A spokesperson for the Department for Work and Pensions told BuzzFeed News in a statement: “Income-related ESA is a means-tested benefit to help cover living expenses, so all household income is considered.”
They declined to comment on why household rather than individual income was considered the most appropriate assessment.
They also declined to comment on the current system’s implications for financial independence. “Additional disability support like Personal Independence Payment and Disability Living Allowance are unaffected by a partner’s income,” the spokesperson said.
But Haswell disputed the relevance of these benefits when it came to making assessments for ESA. “[DLA and PIP] are designed to be an additional payment to offset some of the additional costs of living with a disability,” she said. “It’s not supposed to provide anyone with an income. ESA is the income replacement.”

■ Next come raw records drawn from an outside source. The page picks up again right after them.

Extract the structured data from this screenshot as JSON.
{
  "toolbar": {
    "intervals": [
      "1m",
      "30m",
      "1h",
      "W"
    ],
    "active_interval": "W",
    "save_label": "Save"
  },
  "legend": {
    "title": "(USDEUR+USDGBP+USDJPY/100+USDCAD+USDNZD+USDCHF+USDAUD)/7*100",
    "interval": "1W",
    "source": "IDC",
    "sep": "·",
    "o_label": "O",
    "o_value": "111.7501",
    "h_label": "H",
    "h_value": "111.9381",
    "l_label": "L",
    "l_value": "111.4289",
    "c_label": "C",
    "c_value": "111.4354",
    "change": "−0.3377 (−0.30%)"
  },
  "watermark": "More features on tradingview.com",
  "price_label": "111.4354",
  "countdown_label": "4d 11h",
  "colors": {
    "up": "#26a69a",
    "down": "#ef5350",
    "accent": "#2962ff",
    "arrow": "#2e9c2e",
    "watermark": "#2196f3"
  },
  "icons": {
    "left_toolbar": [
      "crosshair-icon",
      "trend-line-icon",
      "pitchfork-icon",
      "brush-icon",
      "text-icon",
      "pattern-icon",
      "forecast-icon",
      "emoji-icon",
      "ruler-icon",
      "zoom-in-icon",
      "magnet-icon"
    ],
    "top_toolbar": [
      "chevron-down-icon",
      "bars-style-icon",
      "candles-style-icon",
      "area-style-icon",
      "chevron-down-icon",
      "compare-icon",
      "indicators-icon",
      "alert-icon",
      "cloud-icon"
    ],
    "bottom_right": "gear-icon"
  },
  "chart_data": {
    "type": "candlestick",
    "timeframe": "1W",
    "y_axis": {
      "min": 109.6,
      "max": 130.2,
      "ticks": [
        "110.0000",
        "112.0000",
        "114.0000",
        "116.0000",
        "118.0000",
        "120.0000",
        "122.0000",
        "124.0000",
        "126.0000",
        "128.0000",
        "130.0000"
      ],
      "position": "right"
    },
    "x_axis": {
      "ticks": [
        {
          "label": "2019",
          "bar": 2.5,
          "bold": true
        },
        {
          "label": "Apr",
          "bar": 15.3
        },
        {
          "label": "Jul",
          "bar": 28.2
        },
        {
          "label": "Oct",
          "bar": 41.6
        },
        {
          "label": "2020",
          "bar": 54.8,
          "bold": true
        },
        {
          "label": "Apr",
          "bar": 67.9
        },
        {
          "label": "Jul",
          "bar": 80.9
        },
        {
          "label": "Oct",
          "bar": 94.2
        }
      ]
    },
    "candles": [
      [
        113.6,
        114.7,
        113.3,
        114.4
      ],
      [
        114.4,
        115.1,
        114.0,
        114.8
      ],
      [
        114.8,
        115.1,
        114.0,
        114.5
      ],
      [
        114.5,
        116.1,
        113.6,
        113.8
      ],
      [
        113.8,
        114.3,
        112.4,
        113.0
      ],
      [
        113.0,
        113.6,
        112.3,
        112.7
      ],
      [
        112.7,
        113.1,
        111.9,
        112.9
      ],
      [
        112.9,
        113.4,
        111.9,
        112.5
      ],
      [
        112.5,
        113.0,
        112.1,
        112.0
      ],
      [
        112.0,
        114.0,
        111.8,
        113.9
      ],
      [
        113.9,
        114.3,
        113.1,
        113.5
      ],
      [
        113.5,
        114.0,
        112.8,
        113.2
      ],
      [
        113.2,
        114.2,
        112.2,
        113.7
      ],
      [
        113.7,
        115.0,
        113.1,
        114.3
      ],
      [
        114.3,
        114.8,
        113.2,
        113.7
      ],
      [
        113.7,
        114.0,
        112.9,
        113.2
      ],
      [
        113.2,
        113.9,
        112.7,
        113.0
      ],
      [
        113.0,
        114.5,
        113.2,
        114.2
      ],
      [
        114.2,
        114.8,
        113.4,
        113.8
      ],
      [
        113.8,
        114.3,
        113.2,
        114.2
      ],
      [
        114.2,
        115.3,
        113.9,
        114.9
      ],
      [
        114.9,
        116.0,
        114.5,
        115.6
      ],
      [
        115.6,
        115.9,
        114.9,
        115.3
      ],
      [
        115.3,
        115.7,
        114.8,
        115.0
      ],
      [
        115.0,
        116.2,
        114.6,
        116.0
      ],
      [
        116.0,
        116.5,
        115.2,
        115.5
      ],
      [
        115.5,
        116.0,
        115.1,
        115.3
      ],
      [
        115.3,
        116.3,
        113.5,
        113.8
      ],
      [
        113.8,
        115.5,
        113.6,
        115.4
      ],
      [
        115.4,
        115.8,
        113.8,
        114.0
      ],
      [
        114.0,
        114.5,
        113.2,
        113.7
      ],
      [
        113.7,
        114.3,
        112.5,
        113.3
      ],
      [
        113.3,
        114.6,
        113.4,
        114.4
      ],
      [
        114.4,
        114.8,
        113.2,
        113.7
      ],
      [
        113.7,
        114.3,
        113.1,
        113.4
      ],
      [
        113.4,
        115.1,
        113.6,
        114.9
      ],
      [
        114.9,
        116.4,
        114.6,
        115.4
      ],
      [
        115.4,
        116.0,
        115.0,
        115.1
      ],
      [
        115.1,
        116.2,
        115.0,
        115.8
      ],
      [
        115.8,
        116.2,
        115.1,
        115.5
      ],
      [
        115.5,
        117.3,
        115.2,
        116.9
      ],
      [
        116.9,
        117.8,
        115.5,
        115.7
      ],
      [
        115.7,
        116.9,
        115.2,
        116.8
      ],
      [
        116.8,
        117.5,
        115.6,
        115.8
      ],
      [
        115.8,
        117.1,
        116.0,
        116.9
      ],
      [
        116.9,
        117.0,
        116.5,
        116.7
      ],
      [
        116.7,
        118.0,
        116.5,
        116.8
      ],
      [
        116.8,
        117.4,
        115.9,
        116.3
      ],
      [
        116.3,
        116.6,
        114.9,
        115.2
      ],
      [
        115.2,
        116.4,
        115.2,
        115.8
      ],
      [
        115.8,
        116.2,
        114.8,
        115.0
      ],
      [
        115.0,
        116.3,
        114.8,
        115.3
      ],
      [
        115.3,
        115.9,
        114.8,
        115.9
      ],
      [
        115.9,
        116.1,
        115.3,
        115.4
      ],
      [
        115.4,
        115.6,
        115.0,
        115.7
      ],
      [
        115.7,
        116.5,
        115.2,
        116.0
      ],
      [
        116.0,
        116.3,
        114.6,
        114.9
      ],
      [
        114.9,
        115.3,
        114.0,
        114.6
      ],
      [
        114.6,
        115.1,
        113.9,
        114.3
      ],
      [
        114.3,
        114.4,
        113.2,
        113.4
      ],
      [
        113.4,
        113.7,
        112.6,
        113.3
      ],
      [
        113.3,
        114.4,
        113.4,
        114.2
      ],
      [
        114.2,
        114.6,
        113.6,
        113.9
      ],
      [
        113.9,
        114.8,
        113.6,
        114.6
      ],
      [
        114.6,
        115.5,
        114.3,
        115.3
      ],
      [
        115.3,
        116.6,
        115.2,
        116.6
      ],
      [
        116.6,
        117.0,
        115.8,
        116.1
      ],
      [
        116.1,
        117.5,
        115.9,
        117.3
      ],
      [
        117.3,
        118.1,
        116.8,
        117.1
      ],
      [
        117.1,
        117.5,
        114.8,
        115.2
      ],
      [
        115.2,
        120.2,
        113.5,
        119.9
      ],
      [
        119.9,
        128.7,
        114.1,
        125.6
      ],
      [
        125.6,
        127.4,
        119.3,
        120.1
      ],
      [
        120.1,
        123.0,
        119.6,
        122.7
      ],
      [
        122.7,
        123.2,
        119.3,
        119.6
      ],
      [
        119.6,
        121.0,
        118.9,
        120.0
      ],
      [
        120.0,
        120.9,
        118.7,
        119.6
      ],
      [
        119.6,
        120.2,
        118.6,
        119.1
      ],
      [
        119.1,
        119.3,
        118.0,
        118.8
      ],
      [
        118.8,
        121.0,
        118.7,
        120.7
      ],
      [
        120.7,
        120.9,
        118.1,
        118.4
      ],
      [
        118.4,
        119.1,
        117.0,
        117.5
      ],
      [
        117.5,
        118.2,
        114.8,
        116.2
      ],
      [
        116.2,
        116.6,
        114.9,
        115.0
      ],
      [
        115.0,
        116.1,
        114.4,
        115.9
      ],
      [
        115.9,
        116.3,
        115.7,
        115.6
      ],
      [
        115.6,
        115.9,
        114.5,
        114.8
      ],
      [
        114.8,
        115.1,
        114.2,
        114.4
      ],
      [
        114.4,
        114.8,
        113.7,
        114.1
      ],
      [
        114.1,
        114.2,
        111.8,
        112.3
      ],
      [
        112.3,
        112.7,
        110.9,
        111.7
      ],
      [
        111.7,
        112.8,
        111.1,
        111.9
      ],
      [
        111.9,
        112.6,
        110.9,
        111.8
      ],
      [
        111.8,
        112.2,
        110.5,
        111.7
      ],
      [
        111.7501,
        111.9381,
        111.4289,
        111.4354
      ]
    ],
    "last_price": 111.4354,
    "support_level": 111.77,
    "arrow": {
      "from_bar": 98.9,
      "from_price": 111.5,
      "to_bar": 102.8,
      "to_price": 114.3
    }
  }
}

All of the couples BuzzFeed News spoke to who were receiving DLA said it was not enough to live on and was used for extra costs relating to their disability rather than general expenses.
Since the introduction of the Equalities Act 2010, an equalities impact assessment must be undertaken for all new legislation to ensure that it does not have a disproportionately adverse effect on any particular group. But because the introduction of income-related ESA, in the Welfare Reform Act 2007, predated this and has not been updated since, the policy has not been assessed in this way.
A spokesperson for the DWP confirmed this.
Haswell said there needed to be a recognition from the government that allocating ESA based on household rather than individual income has a negative impact on disabled people.
“There’s a group of people with disabilities or long-term limiting conditions for whom work might be desirable but simply might not be an option,” she said.
“The current legislation is actually having a prejudicial effect on disabled people’s life chances, particularly in terms of developing relationships.”
* Names and some details have been changed to protect identities.
Laura Silver is a reporter for BuzzFeed News and is based in London.